In more European focused news, S&P have cut the UK’s economic outlook from Stable to Negative on the back on preserved “Brexit” fears. As Greece hangs perilously close to its own “Grexit”, markets have started to wonder about the potential impact of the UK leaving the single market. Now, it is important to say that with the referendum scheduled to take place in 2017, the impact on markets is likely to be minimal, at this stage. When questioned on the downgrade, the credit rating agency also stated that they were concerned that a lack of political consensus could affect future economic policy, a swipe at the slim and potential fragile majority the Conservative government are currently sporting. S&P are in fact the only agency to still give the UK a top rating of AAA, because of its view that the UK economy is sufficiently diverse and flexible. The two other credit agencies, Moody’s and Fitch both downgraded the UK in 2013 to AA+ (the second best rating!) over worried about its economic growth and the country’s ability to repay government debt.
GBP This Week
This week’s highlight for the UK is likely to be the June Bank of England MPC minutes, where discussion is likely to be centred on the poor growth start to the year and consequently the lack of appetite for rate hikes. There may well be some surprises from the hawks however, with members such as Ian McCafferty speaking last week about how the time for extraordinary policy may be drawing to a close.
On the data front, we forecast CPI inflation to increase 0.3 percent on the year, while Wednesdays Labour report should see unemployment remain unchanged at 5.5%. Finally, retail sales for May are expected to disappoint, growing 4.1 percent year on year after the 4.7 percent figure released in April. All in all, a mixed bag for Sterling this week, however with continued and escalating issues in Europe we expect some further traction against the Euro.
USD This Week
We start the US week with the FOMC meeting on Wednesday, where markets will likely focus on any change in general sentiment surrounding the possible September rate hike. Moving to the data, we expect headline CPI inflation to remain around 0 percent for the year, while core inflation should remain roughly placed around 1.7 percent. We also expect a slightly below average print in the housing space, with housing starts expected to be soft. Industrial production finishes the week with a slightly lower print of 0.1 percent on the month expected.

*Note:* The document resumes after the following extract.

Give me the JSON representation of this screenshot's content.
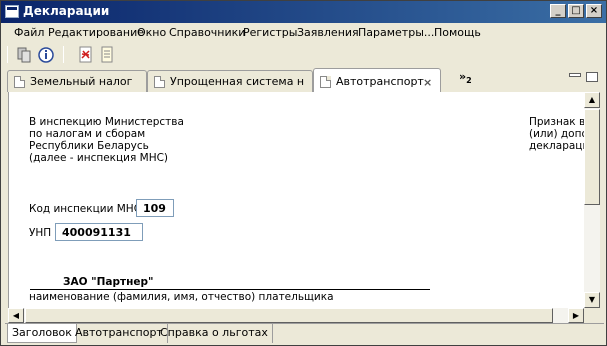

This should be a decent week for the US Dollar, with most movement surrounding the FOMC on Wednesday. Any rhetoric which further enhances the view that rate hikes are to be expected in the near term will strengthen the greenback across the board.
EUR This Week
As noted in this week’s events, the Greek debt situation will dominate markets this week, with the EU Finance ministers meeting on Thursday and Friday to discuss. On the data front however, things are a little light! We start with Euroarea headline and core inflation, which is expected to be confirmed at 0.3 percent and 0.9 percent for the year respectively. Also, the ECB is scheduled to carry out its fourth TLTRO operation on Thursday. Given the high participation in March’s operation, the markets will likely watch this closely, with EUR 80 billion expected to be taken up.